«La pena di morte non è la soluzione»
Nel suo ultimo libro Alessandro Milan affronta un tema importante. Con il suo stile incalzante e profondo, l'autore ci porta dentro una vicenda che si dipana fra Italia e USA.
Nel suo ultimo libro Alessandro Milan affronta un tema importante. Con il suo stile incalzante e profondo, l'autore ci porta dentro una vicenda che si dipana fra Italia e USA.
«Buongiorno cari ascoltatori, oggi abbiamo un documento eccezionale. Entrerete con noi nel braccio della morte di un carcere americano. Oggi vi raccontiamo la storia di Derek Rocco Barnabei, che il nostro Alessandro Milan ha intervistato». Asciutto, semplice e chiaro. Ecco come si parla in radio. Ecco come parla Santalmassi. Oggi però sarò io a fare la radio per la prima volta.
In queste poche righe c’è molto dell’ordito del nuovo libro di Alessandro Milan. Un’inchiesta, un omaggio al proprio maestro Giancarlo Santalmassi e un ricordo dell’esordio on air in Radio24. Tra le pagine di Un giorno lo dirò al mondo, edito da Mondadori, il tempo del silenzio e quello delle parole si rincorrono tra un ticchettio e l’altro del metronomo della vita.
La vicenda: Sarah viene trovata morta nel fiume Lafayette. Il suo fidanzato, Derek Rocco Barnabei, viene accusato dell’omicidio e condannato a morte. Punto.
Nella lettura che scorre veloce, incalzante, con aree di sosta nelle pieghe sottili di Anima, cariche di pensieri profondi, riflessioni, affetti ed emozioni, si sorvola più volte l’Oceano ritrovandosi a soggiornare tra Milano e lo Stato della Virginia, negli Stati Uniti. Sospesi ad un filo, come funamboli, accompagniamo l’inchiesta condotta da Alessandro Milan che ci fa entrare in un’ aula di tribunale, nel carcere di Norfolk I e nella redazione di Radio24; soprattutto ci fa entrare, con discrezione, nelle vite dei protagonisti di questa vicenda drammatica. Ricostruisce i fatti e li racconta senza interferire, ma sostenuto dal suo pensiero, sempre profondamente contrario alla pena di morte. A suon di vita e non di quella “scientifica ricerca” finalizzata solo a trovare un colpevole.
E così saltano fuori i ragionevoli dubbi sulla vicenda criminosa e oscura.
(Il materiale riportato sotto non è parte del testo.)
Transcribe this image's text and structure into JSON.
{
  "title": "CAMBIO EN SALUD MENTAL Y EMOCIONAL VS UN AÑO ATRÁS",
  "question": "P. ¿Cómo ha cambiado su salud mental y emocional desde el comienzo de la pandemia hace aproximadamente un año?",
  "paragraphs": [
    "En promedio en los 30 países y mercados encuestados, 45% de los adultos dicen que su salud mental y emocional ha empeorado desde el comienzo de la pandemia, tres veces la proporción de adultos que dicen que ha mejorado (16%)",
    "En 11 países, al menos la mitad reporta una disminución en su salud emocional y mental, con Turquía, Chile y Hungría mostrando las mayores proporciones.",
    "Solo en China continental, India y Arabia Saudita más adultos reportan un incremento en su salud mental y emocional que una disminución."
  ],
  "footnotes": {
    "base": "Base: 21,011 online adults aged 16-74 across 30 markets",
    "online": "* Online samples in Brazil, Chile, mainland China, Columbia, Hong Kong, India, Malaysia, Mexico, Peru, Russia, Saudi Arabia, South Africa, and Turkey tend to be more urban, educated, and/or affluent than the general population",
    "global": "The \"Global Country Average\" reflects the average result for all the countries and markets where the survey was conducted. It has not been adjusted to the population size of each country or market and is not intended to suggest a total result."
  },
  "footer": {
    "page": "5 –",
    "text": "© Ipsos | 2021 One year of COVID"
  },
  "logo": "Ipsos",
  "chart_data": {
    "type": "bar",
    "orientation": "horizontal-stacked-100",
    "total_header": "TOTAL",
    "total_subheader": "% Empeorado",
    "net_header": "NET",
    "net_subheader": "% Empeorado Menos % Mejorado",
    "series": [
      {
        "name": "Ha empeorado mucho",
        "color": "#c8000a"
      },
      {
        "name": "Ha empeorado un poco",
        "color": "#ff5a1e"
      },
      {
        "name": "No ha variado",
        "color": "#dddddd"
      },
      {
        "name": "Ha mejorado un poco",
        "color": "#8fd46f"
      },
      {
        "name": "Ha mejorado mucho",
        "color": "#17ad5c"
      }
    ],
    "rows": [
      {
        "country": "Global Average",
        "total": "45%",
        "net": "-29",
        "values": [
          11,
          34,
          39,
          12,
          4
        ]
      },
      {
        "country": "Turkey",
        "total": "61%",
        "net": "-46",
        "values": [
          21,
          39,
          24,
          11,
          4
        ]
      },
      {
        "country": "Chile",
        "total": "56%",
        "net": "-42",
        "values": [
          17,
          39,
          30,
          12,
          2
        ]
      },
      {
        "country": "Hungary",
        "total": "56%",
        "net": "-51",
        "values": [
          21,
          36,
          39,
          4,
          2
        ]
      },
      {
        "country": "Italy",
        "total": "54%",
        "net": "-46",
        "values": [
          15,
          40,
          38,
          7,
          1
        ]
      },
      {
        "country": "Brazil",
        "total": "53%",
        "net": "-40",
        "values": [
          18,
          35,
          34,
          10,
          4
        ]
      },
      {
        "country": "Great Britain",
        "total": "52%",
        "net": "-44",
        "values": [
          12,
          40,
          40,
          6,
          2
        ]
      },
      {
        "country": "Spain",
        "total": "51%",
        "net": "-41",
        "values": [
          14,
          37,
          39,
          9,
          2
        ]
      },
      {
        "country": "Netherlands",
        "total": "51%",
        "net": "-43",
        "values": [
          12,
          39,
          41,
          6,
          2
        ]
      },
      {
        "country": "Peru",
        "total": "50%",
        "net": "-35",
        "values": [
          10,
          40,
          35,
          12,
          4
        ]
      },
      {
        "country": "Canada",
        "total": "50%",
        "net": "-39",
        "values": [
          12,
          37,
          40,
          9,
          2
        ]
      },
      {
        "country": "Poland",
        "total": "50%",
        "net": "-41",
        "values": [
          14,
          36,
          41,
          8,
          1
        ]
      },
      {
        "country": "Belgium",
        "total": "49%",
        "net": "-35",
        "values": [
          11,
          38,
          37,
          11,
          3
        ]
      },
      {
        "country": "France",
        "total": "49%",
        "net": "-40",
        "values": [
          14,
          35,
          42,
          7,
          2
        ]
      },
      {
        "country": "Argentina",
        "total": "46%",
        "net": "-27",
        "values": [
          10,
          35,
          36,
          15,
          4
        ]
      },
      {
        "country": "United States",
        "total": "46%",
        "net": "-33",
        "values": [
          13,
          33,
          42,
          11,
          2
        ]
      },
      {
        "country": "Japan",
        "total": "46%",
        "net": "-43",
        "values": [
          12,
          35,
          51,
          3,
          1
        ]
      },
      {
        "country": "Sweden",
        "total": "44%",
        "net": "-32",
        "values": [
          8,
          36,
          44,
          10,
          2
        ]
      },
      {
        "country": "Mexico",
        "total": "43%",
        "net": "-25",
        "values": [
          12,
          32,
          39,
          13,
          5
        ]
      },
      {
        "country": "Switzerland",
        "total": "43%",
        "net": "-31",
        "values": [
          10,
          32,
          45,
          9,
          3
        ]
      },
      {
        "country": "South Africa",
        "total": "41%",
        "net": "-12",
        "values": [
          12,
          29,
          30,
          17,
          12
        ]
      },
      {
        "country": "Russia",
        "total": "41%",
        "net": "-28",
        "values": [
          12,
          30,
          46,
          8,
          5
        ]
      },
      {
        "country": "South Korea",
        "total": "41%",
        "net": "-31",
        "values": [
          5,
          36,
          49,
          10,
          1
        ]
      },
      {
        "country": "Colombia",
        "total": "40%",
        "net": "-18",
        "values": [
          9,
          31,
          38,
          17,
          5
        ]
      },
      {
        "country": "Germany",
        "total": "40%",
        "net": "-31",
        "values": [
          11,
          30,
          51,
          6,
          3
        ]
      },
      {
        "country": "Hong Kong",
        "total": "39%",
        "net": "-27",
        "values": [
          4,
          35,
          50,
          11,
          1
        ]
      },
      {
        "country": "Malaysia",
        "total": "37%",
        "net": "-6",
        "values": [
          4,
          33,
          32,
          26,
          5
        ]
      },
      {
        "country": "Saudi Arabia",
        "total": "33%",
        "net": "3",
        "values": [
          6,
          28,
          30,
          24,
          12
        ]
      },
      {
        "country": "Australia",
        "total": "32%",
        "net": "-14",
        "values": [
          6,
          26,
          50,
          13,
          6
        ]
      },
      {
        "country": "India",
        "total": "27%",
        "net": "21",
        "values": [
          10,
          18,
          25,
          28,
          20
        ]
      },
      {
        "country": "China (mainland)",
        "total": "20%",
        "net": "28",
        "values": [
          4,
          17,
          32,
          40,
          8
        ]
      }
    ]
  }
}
E saltano fuori alcune certezze, prima tra tutte che la pena di morte è un orrore. Perché al di là della giusta pena da scontare per aver commesso un crimine, la pena di morte non è mai giusta; semmai sembra più una vendetta giudiziaria.” […]L’America, vista da molti come simbolo supremo di giustizia, si è negli anni discostata dai valori e dai principi su quali è stata fondata. Così nei decenni il crimine è dilagato e l’opinione pubblica ha pensato bene di riempire il vuoto di giustizia con un moto di vendetta. Perché questo è la pena di morte di Stato, una vendetta giudiziaria comminata in nome si un popolo che in realtà non ha mai demandato a nessuno questo diritto”.
Milan ha dato voce ad un silenzio forte come quello di un condannato nel braccio della morte, ma anche a quello di Sarah e della sua famiglia rimanendo con rispetto su quel sottile confine permeabile solo al dolore. Ha dato spazio al tempo del dialogo interno e a un confronto su un tema di così vitale importanza. Lo ha fatto condividendo le proprie immagini interne, i battiti del cuore, il proprio pensiero e le lacrime, intercettando così il lettore con battiture ad alta intensità emotiva.
Non è la prima volta che leggere Milan ci piace. Questa volta ci lascia l’umana certezza di essere fragili, ma per questo mai condannabili a morte.
P.S. Patrizia Laquidara, con il suo L’equilibrio è un miracolo ha accompagnato musicalmente la lettura di questo libro. Un ulteriore consiglio a chi si vuole avvicinare all’opera di Milan.